Kindness Etched in Stone...

This was printed in Turtle River Press by a reader, but the source is unknown:

Two friends were walking through a desert. Along the way they had an argument and one of the friends slapped the other in the face. The one who was slapped was hurt, but without saying anything wrote in the sand, "Today my best friend slapped me."

They kept on walking until they found an oasis, where they decided to take a bath. The one who had been slapped got stuck in the mire and started drowning, but the friend saved him.

After recovering from the near drowning, he chiseled on a stone, "Today my best friend saved my life."

The friend who had slapped and saved his best friend asked him, "After I hurt you, you wrote in the sand, and now you etched in a stone. Why?"

The other friend replied, "When someone hurts us we should record the injury in sand where winds of forgiveness can erase it. But when someone does something good for us we must engrave it in stone where no wind can ever erase it."

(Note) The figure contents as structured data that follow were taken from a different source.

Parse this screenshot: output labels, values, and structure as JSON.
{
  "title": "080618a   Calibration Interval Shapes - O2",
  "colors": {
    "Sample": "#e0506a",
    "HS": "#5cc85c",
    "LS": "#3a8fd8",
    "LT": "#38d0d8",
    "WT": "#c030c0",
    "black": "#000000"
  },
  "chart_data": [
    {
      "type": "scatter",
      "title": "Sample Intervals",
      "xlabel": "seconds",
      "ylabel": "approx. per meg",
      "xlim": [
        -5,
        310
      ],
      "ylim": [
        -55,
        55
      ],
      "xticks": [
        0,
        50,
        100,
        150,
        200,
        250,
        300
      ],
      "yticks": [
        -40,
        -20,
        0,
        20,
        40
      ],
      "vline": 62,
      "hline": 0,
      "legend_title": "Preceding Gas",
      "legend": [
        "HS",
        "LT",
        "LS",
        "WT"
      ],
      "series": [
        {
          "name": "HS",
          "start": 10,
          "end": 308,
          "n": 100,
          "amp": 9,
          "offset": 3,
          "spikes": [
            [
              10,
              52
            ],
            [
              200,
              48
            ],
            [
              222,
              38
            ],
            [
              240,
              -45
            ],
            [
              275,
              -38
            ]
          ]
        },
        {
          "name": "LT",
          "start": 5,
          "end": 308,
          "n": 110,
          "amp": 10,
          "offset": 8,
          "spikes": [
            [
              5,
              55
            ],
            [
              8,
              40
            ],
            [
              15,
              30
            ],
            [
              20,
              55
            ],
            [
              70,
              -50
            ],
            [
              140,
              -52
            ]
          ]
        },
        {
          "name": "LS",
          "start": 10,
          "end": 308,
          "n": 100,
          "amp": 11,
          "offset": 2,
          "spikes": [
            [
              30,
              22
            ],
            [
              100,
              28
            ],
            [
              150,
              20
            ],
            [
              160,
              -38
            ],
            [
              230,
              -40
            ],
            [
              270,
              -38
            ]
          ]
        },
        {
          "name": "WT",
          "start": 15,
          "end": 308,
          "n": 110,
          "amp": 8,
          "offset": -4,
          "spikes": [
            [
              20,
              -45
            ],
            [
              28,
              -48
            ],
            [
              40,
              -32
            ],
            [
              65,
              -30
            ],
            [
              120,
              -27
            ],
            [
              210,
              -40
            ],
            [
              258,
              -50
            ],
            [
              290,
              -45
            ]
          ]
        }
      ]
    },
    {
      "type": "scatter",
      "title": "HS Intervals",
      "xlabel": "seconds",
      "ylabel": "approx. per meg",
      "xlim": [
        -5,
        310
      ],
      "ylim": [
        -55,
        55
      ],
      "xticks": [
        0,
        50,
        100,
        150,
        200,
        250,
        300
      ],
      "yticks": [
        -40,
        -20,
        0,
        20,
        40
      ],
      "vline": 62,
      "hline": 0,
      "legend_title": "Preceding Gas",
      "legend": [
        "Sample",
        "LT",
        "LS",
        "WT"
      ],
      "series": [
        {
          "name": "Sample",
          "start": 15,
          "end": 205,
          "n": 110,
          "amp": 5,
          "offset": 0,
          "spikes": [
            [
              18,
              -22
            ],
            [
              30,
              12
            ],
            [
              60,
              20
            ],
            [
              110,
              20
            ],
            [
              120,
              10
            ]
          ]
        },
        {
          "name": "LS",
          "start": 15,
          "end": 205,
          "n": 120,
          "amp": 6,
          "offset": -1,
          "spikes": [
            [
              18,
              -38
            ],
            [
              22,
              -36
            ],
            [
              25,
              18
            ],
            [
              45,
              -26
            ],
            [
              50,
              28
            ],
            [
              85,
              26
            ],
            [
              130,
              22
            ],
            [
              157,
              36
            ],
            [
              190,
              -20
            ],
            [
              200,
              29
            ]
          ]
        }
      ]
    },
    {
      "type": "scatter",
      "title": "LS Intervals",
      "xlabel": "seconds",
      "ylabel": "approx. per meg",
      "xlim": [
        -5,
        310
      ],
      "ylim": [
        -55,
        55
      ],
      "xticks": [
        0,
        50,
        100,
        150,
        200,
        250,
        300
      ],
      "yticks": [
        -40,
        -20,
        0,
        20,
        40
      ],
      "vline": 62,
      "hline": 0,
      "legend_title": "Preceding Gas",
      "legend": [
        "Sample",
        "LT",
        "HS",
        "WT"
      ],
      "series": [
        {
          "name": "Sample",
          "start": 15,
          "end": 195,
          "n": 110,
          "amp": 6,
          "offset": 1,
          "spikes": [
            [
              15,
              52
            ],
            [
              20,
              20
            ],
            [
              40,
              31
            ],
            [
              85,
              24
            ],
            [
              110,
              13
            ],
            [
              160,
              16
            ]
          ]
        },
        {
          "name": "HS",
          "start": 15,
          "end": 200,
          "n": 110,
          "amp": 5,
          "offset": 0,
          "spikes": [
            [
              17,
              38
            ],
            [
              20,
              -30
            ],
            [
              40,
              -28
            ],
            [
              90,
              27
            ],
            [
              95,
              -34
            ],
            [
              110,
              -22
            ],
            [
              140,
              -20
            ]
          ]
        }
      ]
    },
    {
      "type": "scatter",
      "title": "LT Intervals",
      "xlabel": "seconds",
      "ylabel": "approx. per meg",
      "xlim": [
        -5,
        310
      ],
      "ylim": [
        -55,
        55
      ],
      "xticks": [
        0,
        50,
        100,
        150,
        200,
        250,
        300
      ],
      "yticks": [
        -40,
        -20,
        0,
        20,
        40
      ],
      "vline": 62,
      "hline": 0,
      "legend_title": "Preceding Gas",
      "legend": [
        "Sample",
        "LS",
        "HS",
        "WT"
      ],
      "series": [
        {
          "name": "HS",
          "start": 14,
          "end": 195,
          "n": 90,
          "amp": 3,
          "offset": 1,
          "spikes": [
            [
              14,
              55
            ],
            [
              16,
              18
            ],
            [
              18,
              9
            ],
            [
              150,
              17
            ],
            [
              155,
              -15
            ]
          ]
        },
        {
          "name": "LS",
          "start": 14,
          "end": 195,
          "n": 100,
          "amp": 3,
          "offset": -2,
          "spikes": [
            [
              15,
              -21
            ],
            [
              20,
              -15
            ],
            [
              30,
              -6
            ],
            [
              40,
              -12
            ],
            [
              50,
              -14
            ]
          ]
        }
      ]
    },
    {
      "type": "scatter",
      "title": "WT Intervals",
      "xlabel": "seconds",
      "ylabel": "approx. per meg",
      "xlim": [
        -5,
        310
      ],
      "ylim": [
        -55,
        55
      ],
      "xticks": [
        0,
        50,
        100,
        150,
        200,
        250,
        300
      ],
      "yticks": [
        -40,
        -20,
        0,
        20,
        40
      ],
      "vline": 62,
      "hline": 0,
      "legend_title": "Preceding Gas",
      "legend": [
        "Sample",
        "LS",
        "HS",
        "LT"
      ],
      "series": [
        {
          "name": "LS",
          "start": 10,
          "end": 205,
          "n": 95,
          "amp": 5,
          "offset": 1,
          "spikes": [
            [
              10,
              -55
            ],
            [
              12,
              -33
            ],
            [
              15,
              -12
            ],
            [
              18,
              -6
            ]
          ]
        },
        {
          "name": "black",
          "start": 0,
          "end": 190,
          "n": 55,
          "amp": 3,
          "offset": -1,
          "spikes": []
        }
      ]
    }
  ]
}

I like this story for the intentionality with which the offended person looked at what happened and wrote it in intentional places... preserving the relationship... also, to me, it pointed out that these two things (hurting and helping) happen in relationship and how we deal with them hurts or preserves the relationship.

I have had a most powerful experience, lately, of how to forgive. To prayerfully "speak" to the person that I need to forgive and write a letter to them telling them exactly what is the debt that they owe me and then choosing for Christ (who has already paid that debt, and mine) to have it, not me. I wrote "I cancel this debt against you, and I will give Christ all my pain, bitterness, revenge and anger. I trust Christ to lead me to true forgiveness." Then those letters were nailed to a cross and eventually burned.

This was a powerful act for me. Instead of hiding my face from my anger, denying it, saying "I'm fine!" I was given words to legitimately accept that someone does owe me a debt, yet I knew/felt how Christ had already paid the price and that if I receive his forgiveness for myself, I can not demand to hold onto revenge for other people.

I am so grateful for the tools that Christ has purchased for us. Because we are still in a time where things happen and we need to forgive, but it is one of the hardest things to do: body, soul and spirit.

2 Comments:

At 7:46 PM, Blogger Grandma and Grandpa Benson said...

Write it in the sand and write it on a rock . . . I love this!!!

 
At 9:30 PM, Blogger Tonya said...

Yes, this story reminded me of "write it on a rock" too.

Praise God for your courage to write those letters. Maybe unseen by the offenders, but seen and redeemed in the heavenlies.